Accuracy score on the train set : 0.9496414602346805
Accuracy score on the test set : 0.8587142507944268


In [121]:
# KNN 
modelKNN = KNeighborsClassifier().fit(X_train_cv, y_train)
print('Accuracy score on the train set :', modelKNN.score(X_train_cv, y_train))
print('Accuracy score on the test set :', modelKNN.score(X_test_cv, y_test))  

Accuracy score on the train set : 0.8151075619295959
Accuracy score on the test set : 0.7267171840625763


In [123]:
# Decistion tree
modelCTC = DecisionTreeClassifier().fit(X_train_cv, y_train)
print('Accuracy score on the train set :', modelCTC.score(X_train_cv, y_train))
print('Accuracy score on the test set :', modelCTC.score(X_test_cv, y_test))  

Accuracy score on the train set : 0.9992666232073012
Accuracy score on the test set : 0.80298215595209


# TF-IDF

In [125]:
# TF-IDF
vectorizer = TfidfVectorizer()
vectorizer.fit(X_train)
X_train_cv2 = vectorizer.transform(X_train)
X_test_cv2 = vectorizer.transform(X_test)

In [126]:
# Logistic Regression
modelLR = LogisticRegression(max_iter=120).fit(X_train_cv2, y_train)

print('Accuracy score on the train set :', modelLR.score(X_train_cv2, y_train))
print('Accuracy score on the test set :', modelLR.score(X_test_cv2, y_test))  

Accuracy score on the train set : 0.9240547588005215
Accuracy score on the test set : 0.8653141041310193


In [127]:
# KNN 
modelKNN = KNeighborsClassifier().fit(X_train_cv2, y_train)
print('Accuracy score on the train set :', modelKNN.score(X_train_cv2, y_train))
print('Accuracy score on the test set :', modelKNN.score(X_test_cv2, y_test))  
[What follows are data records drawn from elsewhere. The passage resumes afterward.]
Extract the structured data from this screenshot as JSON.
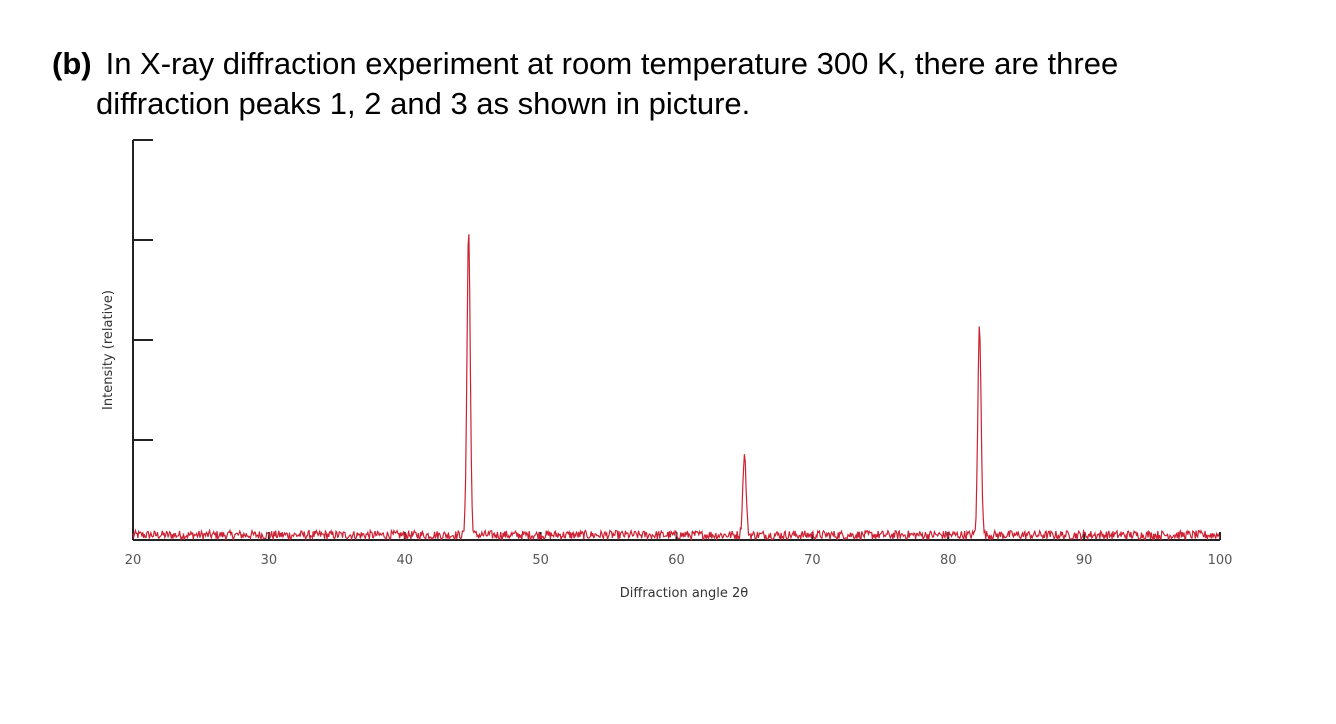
{
  "question": {
    "label": "(b)",
    "line1": "In X-ray diffraction experiment at room temperature 300 K, there are three",
    "line2": "diffraction peaks 1, 2 and 3 as shown in picture."
  },
  "chart_data": {
    "type": "line",
    "xlabel": "Diffraction angle 2θ",
    "ylabel": "Intensity (relative)",
    "xlim": [
      20,
      100
    ],
    "ylim": [
      0,
      4
    ],
    "x_ticks": [
      20,
      30,
      40,
      50,
      60,
      70,
      80,
      90,
      100
    ],
    "y_ticks_unlabeled": 5,
    "grid": false,
    "line_color": "#cc2233",
    "baseline": 0.05,
    "peaks": [
      {
        "x": 44.7,
        "y": 3.05
      },
      {
        "x": 65.0,
        "y": 0.8
      },
      {
        "x": 82.3,
        "y": 2.1
      }
    ]
  }
}
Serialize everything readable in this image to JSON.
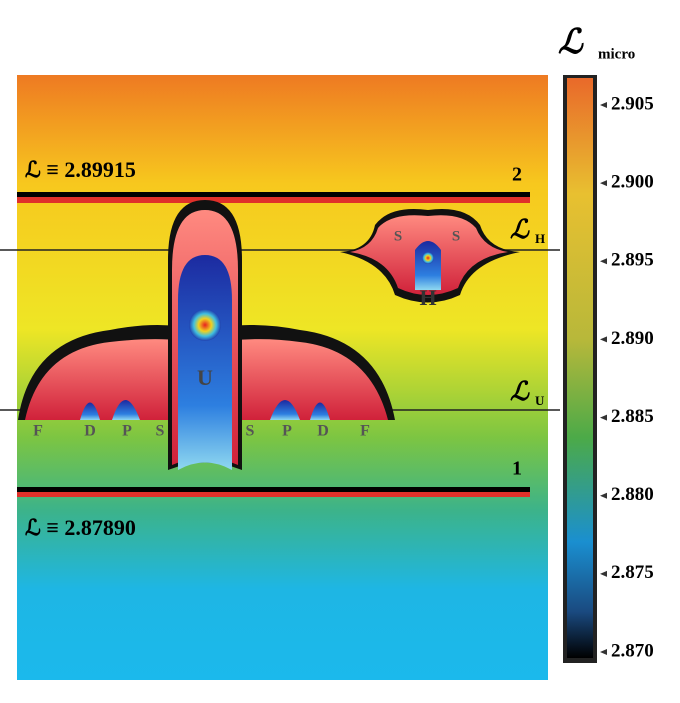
{
  "colorbar": {
    "title": "ℒ",
    "subtitle": "micro",
    "ticks": [
      "2.905",
      "2.900",
      "2.895",
      "2.890",
      "2.885",
      "2.880",
      "2.875",
      "2.870"
    ]
  },
  "levels": [
    {
      "label": "ℒ ≡ 2.89915",
      "index": "2"
    },
    {
      "label": "ℒ ≡ 2.87890",
      "index": "1"
    }
  ],
  "markers": [
    {
      "symbol": "ℒ",
      "sub": "H"
    },
    {
      "symbol": "ℒ",
      "sub": "U"
    }
  ],
  "u_structure": {
    "center": "U",
    "orbitals": [
      "F",
      "D",
      "P",
      "S",
      "S",
      "P",
      "D",
      "F"
    ]
  },
  "h_structure": {
    "center": "H",
    "orbitals": [
      "S",
      "S"
    ]
  }
}
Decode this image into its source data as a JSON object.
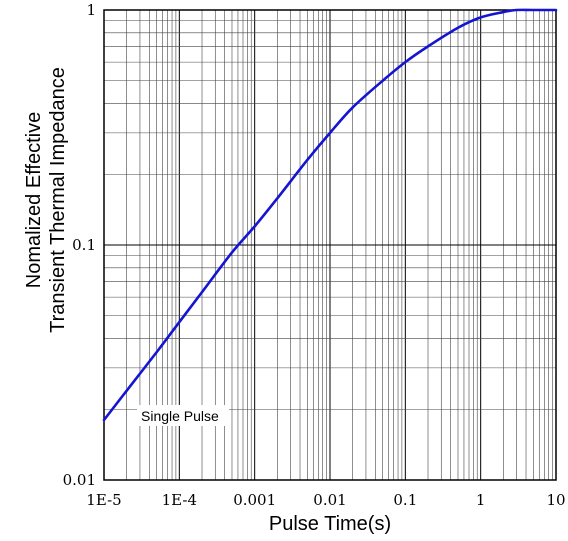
{
  "chart_data": {
    "type": "line",
    "xscale": "log",
    "yscale": "log",
    "xlim": [
      1e-05,
      10
    ],
    "ylim": [
      0.01,
      1
    ],
    "grid": true,
    "xlabel": "Pulse Time(s)",
    "ylabel": [
      "Nomalized Effective",
      "Transient Thermal Impedance"
    ],
    "x_tick_labels": [
      "1E-5",
      "1E-4",
      "0.001",
      "0.01",
      "0.1",
      "1",
      "10"
    ],
    "y_tick_labels": [
      "0.01",
      "0.1",
      "1"
    ],
    "annotation": "Single Pulse",
    "line_color": "#1414d2",
    "series": [
      {
        "x": [
          1e-05,
          2e-05,
          5e-05,
          0.0001,
          0.0002,
          0.0005,
          0.001,
          0.002,
          0.005,
          0.01,
          0.02,
          0.05,
          0.1,
          0.2,
          0.5,
          1,
          2,
          3,
          5,
          10
        ],
        "y": [
          0.018,
          0.024,
          0.035,
          0.047,
          0.063,
          0.093,
          0.12,
          0.158,
          0.23,
          0.3,
          0.385,
          0.5,
          0.6,
          0.7,
          0.84,
          0.93,
          0.98,
          1.0,
          1.0,
          1.0
        ]
      }
    ]
  }
}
Accuracy score on the train set : 0.6882333767926988
Accuracy score on the test set : 0.5881202639941334


In [128]:
# Decistion tree
modelCTC = DecisionTreeClassifier().fit(X_train_cv2, y_train)
print('Accuracy score on the train set :', modelCTC.score(X_train_cv2, y_train))
print('Accuracy score on the test set :', modelCTC.score(X_test_cv2, y_test))  

Accuracy score on the train set : 0.9991851368970013
Accuracy score on the test set : 0.7980933757027622


Le meilleur score est celui de la logistic regression après TF-IDF.